It was a pleasure to sit and watch my youngest and his team mates work together during their field day in school to eventually come out tops in their little unit with several points ahead.
The previous night, he had been sniffling with a touch of cold and like a mother hen, I had fretted that it might get worse and that he may not be able to participate in his field day and he kept asking for my assurance that he would be fine, so that he can support his team to do well. Well, thankfully, mummy the magician did her best, and here we are.
Amongst that cell of small human bodies, I saw excitement, I saw camaraderie, I saw joy, I saw teamwork and cooperation, but with my jaundiced eye as an adult I also saw black, white, olive and everything in between.

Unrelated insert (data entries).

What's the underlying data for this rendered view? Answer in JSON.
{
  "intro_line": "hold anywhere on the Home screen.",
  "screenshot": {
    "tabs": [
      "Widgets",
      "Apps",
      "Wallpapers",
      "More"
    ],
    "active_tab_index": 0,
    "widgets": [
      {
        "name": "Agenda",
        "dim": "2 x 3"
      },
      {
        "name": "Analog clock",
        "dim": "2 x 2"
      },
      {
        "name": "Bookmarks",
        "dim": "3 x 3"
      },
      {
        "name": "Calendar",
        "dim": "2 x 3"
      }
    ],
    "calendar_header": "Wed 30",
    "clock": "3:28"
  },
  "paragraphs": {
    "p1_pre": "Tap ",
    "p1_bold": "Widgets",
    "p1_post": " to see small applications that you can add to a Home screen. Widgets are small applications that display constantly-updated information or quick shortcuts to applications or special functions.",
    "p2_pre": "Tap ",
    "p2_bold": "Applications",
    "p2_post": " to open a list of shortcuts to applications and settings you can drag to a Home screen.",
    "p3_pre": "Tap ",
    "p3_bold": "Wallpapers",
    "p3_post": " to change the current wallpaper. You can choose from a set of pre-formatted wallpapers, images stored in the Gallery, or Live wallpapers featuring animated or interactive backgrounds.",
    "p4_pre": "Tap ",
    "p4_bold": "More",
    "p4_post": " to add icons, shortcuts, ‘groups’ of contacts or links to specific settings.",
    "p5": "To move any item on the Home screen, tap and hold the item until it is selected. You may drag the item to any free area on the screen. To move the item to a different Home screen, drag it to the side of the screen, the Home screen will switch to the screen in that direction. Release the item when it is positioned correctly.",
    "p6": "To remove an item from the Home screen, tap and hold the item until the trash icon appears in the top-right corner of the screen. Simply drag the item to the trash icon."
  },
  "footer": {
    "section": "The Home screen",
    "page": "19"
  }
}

A lot of shrieks and squeals were associated with each score or loss, tugs of war were won and lost, a tear or two shone in bright eyes, but above all things I saw love.
No dissension of voices did I hear, no untoward discrimination did I perceive nor segregation did I observe amongst these young ones. They all supported each other to achieve common goals. I saw bonding and friendship built possibly to last a life time, who knows?
If only we, the adults will hold our peace and not pollute the minds of these little ones, who in their simple-minded innocence are accepting of each other as equals without differentiation.
I remember back in the days when I was growing up as a young lady in the Eastern region of Nigeria, a community of fiercely traditional but hardworking people, I had dared to deviate from the norm to date a non-black gentleman.
I can still recall the askance attitude of supposedly concerned citizens, the gradual sidelining of some so- called friends who had felt that association with me would automatically taint them, the furore that had been associated with my boldness and the rottenness of my behavior for having the audacity to publicly date a white man and the pretentious support of two-faced friends who helped to stoke the fire of my dare-devil reputation; but in all that, what mattered most to me was how I was treated by whoever I chose to date.
It was more important to me to be cared for and respected by the man I chose to date than to fit into a miserable relationship for political correctness, so as not to rock the boat.
I came to realize that those who sought to mold me into their idea of where I should fit in, did not in any way contribute an iota of positivity to my life, nor was their effort done because they sought my happiness.
I got to understand that most time’s, achieving greatness and living your life to the fullness of its capacity, meant ignoring some naysayers, pushing boundaries and adamantly refusing to fit into the round holes created by the limitations of other people’s expectations and simply remaining a square, but happy peg.
I look back in wry amusement and ask myself if I would I do the same today, assuming the clock was rewound? Oh yes! In a heartbeat! I have not changed much in the broadness of my thinking but have matured enough to cut off any foolishness and distracting noise that drains my energy. I choose to live generously and my generosity starts with me.
Life has taught me that the best people in life are not based on their race or otherwise. They are just humans who seek to give their best, changing the World around them in their own little way positively, one day at a time. They are not occupied in segregating their World in little batches of color for reasons better known by them.
Now for my progeny, I will encourage them to see and treat all men as equals. I will encourage them not to see in absolute colors or to be color blind, but to look for the fine shades of gray and pastels in between because that is the way the creator chose it to be; the beauty is in the variety.